Le Rauzellaer et Swertha le regardèrent partir en silence, et n’ouvrirent la bouche que lorsqu’il ne fut plus à portée de les entendre ; et alors, échangeant des regards sérieux, et branlant la tête d’un air mystérieux, ils se communiquèrent en même temps leurs remarques.
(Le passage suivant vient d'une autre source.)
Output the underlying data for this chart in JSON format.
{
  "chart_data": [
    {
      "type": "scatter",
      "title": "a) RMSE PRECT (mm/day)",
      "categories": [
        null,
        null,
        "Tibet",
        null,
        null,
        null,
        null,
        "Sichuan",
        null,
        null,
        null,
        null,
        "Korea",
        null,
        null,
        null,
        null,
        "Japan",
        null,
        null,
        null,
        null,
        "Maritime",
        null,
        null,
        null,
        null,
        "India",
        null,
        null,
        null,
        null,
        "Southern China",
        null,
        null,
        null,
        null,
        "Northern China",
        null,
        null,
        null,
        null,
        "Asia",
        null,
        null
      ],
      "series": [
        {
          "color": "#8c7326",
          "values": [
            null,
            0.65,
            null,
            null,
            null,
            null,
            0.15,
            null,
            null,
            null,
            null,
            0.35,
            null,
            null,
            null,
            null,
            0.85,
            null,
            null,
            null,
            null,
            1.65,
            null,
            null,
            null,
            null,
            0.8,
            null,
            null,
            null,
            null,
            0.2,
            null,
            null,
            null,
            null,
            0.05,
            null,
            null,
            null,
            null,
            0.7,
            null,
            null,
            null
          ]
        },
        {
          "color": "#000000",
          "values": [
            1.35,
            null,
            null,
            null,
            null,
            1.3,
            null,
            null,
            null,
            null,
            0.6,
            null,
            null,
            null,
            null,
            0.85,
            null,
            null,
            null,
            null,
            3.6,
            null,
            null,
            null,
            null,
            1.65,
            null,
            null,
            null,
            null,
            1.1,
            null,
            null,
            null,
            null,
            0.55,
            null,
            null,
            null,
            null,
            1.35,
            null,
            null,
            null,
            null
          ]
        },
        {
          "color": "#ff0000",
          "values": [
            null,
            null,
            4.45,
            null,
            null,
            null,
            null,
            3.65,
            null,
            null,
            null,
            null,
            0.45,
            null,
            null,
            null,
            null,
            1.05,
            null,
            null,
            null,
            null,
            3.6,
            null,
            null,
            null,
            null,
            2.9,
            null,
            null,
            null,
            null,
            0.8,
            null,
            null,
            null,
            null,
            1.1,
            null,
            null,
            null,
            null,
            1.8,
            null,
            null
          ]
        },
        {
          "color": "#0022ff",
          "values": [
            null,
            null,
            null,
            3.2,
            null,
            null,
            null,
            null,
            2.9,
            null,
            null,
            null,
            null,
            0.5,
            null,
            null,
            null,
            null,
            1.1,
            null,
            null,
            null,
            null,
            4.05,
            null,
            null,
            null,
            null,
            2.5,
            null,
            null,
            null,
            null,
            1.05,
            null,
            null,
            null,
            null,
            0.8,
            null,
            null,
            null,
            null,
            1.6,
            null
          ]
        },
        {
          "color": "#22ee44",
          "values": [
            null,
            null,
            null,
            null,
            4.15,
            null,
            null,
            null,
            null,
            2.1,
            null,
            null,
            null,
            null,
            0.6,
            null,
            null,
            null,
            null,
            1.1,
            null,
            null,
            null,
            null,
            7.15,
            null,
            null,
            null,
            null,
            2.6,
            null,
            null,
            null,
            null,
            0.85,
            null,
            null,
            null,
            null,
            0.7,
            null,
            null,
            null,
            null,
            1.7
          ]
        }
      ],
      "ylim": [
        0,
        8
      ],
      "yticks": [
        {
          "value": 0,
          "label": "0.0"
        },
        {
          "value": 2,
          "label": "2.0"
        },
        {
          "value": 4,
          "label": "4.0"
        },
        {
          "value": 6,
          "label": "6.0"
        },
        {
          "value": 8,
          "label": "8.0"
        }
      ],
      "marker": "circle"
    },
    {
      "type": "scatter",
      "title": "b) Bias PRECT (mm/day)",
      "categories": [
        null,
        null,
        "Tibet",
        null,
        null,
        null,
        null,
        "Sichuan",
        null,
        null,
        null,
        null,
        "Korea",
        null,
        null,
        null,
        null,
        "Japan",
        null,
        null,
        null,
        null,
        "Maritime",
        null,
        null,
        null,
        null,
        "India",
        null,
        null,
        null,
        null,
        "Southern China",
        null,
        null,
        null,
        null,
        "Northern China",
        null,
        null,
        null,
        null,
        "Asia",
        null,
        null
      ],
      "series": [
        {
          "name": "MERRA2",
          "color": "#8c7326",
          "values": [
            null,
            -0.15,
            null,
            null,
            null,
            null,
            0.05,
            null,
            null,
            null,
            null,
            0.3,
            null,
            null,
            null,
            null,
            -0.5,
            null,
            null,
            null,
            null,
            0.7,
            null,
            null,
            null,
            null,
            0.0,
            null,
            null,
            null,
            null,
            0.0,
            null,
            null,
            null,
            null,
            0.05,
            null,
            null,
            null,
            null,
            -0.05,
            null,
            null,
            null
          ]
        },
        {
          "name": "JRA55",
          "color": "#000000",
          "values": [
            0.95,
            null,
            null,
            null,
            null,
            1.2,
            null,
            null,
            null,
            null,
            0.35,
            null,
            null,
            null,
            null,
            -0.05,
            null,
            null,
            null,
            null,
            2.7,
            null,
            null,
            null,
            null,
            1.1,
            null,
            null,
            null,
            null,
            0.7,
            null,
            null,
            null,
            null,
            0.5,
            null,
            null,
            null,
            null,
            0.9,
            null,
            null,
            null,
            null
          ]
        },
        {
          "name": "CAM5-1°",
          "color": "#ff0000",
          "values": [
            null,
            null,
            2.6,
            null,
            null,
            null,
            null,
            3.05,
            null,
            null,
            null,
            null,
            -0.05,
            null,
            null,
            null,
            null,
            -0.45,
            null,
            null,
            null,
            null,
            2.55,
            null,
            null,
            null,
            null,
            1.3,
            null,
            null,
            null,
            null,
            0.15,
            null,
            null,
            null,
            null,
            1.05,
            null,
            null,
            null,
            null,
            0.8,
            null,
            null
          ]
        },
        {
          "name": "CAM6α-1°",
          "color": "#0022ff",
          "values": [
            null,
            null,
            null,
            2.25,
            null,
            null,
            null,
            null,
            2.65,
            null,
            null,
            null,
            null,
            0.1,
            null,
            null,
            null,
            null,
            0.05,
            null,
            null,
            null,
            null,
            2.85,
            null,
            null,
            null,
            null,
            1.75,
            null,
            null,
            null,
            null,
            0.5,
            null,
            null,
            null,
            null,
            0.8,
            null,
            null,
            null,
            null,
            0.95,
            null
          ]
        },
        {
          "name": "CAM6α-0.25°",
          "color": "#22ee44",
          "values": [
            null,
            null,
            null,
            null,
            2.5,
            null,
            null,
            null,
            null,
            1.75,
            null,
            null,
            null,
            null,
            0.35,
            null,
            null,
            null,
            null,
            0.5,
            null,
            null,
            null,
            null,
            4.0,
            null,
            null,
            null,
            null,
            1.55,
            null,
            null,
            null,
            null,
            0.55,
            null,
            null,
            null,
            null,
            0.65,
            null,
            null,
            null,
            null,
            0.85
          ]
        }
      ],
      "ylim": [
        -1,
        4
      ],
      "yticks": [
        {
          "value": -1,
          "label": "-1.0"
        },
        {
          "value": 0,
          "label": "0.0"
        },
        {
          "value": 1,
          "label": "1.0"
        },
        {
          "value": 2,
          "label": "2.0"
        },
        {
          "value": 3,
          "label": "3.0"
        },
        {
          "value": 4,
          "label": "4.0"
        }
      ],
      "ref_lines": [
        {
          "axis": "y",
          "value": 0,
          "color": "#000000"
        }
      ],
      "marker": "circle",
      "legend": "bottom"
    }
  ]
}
« Les fous sont toujours pressés et volontaires, dit Swertha. — Toujours les gens fey courent vite, ajouta le Rauzellaer, et le destin pour lequel nous naissons est impossible à éviter… J’ai connu des personnes qui essayaient d’arrêter des gens qui étaient fey… Vous avez entendu parler d’Hélène Emberson de Camsey qui bouchait tous les trous et toutes les fenêtres de sa maison pour que son mari ne vît point la lumière du jour et ne se levât pas afin d’aller à la pêche en pleine mer, parce qu’elle craignait le mauvais temps ; vous savez comment la barque où il devait monter périt dans le Roost, et comment elle s’en revint bien joyeuse d’avoir sauvé la vie à son cher époux… mais jamais on n’évite son destin… elle le retrouva noyé dans le cuvier, et dans sa propre maison encore ; et puis… »

Mais ici Swertha rappela au Rauzellaer qu’il devait se rendre à la baie pour préparer les bateaux de pêcheurs ; « car, dit-elle, en premier lieu, j’ai le cœur tout malade de l’absence du pauvre garçon, et, en second, je crains qu’il ne vienne tout seul avant que les barques soient en mer ; et comme je vous l’ai souvent dit, mon maître peut conduire, mais il ne veut pas tirer ; et si vous n’obéissez pas, si vous tardez à gagner le large, vous ne toucherez jamais un penny du loyer de vos barques. — Bien, bien, bonne dame, répliqua le Rauzellaer, on se mettra en mer aussi vite que possible ; et par bonheur la barque de Clawson et celle de Pierre Grot ne sont pas allées à la pêche ce matin, parce qu’un lapin a passé devant eux tandis qu’ils se rendaient à bord ; ils sont donc revenus en gens sages, sachant qu’il leur adviendrait d’autre besogne aujourd’hui. On s’étonne, Swertha, quand on pense combien peu il reste de gens vraiment judicieux dans ce pays… Il y a bien notre grand udaller qui n’est pas trop mal quand il n’est pas dans la vigne, mais il fait trop de voyages dans son vaisseau et sa pinasse pour y demeurer long-temps ; et voilà que sa fille, mistress Minna, est, dit-on, soumise à des sorts… Sans doute Norna en sait beaucoup plus que d’autres, mais c’est une femme qu’on ne peut appeler sage… Notre tacksman, M. Mertoun, son esprit fait eau, je crois, sous le beaupré ; son fils a le cerveau timbré ; et je ne vois guère de notabilités… toujours excepté moi-même, et peut-être vous, Swertha… qu’on ne puisse, d’une façon ou d’une autre, appeler fous. — Oui, peut-être, Niel Ronaldson, répliqua la vieille dame ; mais si vous n’allez pas plus vite au rivage, vous manquerez la marée ; et, comme je l’ai dit à mon maître il n’y a qu’un instant, qui sera le fou alors ? «



  1. Voyez la Tempête, de Shakspeare.